After all, often I can give advice that saves you tens or hundreds of dollars, but this is a chance to save THOUSANDS! So I decided to continue the conversation about closing costs in my weekly column.
Every year, Americans spend $110 billion buying houses. I'm not talking about how much the homes themselves cost. I'm talking about how much the loans cost. American home buyers routinely pay abusive closing costs. There are two kinds: real fees that are inflated and junk fees that are just plain made up. It doesn't have to be that way. If you know what you're doing, you can save thousands of dollars when you go to the settlement table.
Here's the problem: when you apply for a loan, the mortgage company gives you a list of the fees you can expect. It's called a good faith estimate. What a joke! All too often these estimates aren't given "in good faith" at all. You see, there's no law requiring the mortgage company to stick to its good faith estimate. So when you go to closing a month later, often you'll find the fees have risen sharply or new fees have been added. The Department of Housing and Urban Development has been fighting to prevent lenders, brokers and title agents from padding closing costs. But the current law is weak, so courts keep siding with the mortgage industry. Until Congress passes a better law, it's up to you to protect yourself.
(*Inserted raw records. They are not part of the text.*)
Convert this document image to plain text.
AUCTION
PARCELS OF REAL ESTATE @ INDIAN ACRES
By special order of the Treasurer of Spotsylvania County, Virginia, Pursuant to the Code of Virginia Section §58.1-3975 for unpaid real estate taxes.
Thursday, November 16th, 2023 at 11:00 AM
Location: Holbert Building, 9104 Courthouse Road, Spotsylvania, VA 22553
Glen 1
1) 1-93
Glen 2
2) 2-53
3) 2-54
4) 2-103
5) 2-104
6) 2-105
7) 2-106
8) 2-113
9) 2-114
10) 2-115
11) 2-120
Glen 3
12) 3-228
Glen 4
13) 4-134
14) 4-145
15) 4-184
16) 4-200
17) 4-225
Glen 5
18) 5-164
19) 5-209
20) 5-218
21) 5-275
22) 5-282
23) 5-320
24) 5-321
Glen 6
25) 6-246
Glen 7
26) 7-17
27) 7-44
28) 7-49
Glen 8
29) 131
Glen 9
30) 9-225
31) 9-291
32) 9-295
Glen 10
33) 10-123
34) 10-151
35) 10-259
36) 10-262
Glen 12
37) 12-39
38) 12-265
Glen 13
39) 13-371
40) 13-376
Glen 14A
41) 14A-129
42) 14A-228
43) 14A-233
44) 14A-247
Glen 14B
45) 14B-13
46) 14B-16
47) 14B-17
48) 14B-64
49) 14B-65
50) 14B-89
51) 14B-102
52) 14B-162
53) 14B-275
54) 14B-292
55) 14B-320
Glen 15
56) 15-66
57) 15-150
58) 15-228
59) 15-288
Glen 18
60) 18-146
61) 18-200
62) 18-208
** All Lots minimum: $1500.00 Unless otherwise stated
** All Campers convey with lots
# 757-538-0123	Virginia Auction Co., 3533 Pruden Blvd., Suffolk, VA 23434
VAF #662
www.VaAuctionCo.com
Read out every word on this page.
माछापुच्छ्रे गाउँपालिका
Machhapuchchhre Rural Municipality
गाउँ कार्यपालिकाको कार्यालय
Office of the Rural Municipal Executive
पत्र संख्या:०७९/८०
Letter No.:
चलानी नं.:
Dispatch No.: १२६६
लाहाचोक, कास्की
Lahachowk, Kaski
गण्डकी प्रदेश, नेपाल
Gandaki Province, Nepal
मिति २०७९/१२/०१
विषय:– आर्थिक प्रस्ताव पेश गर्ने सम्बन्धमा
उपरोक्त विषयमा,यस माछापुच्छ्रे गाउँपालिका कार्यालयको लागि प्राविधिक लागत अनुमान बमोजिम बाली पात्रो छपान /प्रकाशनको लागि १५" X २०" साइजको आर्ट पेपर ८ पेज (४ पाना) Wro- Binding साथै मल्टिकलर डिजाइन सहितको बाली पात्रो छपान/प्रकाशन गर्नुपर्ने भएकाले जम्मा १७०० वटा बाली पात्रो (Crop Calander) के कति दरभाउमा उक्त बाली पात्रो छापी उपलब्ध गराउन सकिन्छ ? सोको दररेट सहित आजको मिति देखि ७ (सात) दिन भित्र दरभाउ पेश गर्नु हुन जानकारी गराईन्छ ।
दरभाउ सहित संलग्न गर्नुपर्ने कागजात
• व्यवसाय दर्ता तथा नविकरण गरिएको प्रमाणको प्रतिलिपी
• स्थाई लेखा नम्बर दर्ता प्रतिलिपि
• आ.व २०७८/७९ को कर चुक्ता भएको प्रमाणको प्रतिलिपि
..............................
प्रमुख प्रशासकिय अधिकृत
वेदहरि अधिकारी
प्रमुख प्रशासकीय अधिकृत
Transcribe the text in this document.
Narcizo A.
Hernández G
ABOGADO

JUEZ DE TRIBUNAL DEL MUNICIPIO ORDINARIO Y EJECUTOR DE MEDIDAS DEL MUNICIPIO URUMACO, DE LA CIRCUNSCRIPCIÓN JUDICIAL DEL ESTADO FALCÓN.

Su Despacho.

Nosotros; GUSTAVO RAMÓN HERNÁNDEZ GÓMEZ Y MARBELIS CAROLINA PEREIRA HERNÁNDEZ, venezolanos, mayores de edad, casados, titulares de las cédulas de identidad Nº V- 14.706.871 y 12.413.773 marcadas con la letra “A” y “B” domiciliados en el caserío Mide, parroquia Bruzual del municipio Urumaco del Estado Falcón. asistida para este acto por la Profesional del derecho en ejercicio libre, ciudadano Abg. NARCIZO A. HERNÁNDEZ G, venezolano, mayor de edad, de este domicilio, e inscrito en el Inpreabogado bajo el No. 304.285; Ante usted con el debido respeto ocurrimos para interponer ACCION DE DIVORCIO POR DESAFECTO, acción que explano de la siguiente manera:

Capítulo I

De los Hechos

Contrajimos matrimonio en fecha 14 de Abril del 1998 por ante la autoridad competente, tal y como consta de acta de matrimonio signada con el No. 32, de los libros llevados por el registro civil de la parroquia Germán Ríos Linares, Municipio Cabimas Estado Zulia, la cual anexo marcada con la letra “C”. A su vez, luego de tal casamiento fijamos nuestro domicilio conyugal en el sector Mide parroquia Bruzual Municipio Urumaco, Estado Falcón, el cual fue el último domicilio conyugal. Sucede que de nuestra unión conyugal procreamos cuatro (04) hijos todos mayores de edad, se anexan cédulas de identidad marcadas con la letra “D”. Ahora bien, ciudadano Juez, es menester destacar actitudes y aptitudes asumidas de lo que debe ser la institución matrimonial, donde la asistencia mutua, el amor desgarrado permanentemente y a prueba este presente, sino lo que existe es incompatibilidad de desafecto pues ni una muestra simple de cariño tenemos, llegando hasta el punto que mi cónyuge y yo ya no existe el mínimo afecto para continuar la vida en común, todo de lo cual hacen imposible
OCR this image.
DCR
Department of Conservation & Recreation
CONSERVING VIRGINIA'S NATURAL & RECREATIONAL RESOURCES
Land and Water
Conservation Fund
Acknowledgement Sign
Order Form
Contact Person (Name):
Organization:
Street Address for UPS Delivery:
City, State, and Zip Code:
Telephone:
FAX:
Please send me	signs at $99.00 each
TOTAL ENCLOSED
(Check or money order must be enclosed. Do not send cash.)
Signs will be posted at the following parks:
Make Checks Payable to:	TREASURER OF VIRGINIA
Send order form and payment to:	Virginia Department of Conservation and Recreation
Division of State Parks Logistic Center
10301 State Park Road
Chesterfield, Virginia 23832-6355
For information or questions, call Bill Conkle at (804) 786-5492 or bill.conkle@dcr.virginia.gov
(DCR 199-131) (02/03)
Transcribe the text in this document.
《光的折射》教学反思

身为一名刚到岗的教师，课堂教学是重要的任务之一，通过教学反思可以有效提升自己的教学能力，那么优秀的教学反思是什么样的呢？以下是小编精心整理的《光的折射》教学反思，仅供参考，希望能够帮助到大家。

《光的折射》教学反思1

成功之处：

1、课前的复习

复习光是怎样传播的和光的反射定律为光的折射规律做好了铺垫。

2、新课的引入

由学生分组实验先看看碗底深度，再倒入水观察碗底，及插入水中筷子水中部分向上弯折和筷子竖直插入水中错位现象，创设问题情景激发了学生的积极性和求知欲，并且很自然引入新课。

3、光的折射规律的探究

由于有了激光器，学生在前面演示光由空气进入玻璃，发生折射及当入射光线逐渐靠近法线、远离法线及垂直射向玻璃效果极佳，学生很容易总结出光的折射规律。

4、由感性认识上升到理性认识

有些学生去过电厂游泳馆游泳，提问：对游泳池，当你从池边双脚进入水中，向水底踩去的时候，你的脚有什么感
Years ago, when I closed on my first home, the fees were a whopping $2,000 more than I had expected -- even though the mortgage company manager knew I was an investigative reporter. I can only imagine how that company treats customers who don't have a title like mine to fling around. Of course, I questioned every single line item, found several junk fees, and got the company to knock several hundred dollars off my closing costs. Let me fill you in on several ways the mortgage industry tries to get you.
Cleo S. wanted to refinance her home. The lender charged her $50 for a so-called "funding fee." That's a euphemism for a simple wire transfer. First of all, wire transfers don't cost that much. Second, getting the money to the borrower is the lender's job and shouldn't cost extra. The lender also charged Cleo $150 for a survey, but when you refinance, normally a survey isn't required. The title company took advantage of Cleo too. It charged her $125 to record her deed with the county. But the county where Cleo lives only charges $25 for that service. The fee was heavily padded -- pure profit for the title company!
There are a couple of proposals that could reform abusive closing costs like these. One idea is for groups of lenders, title agents, surveyors and appraisers to band together and offer package deals. The packages would be guaranteed, so consumers could shop and compare. These package deals are already starting to be a reality. The other possibility is a law requiring lenders to stick to their original good faith estimates, or not stray by more than 10 percent. Even the mortgage industry supports this proposal. That would eliminate the bait-and-switch tactics so common today.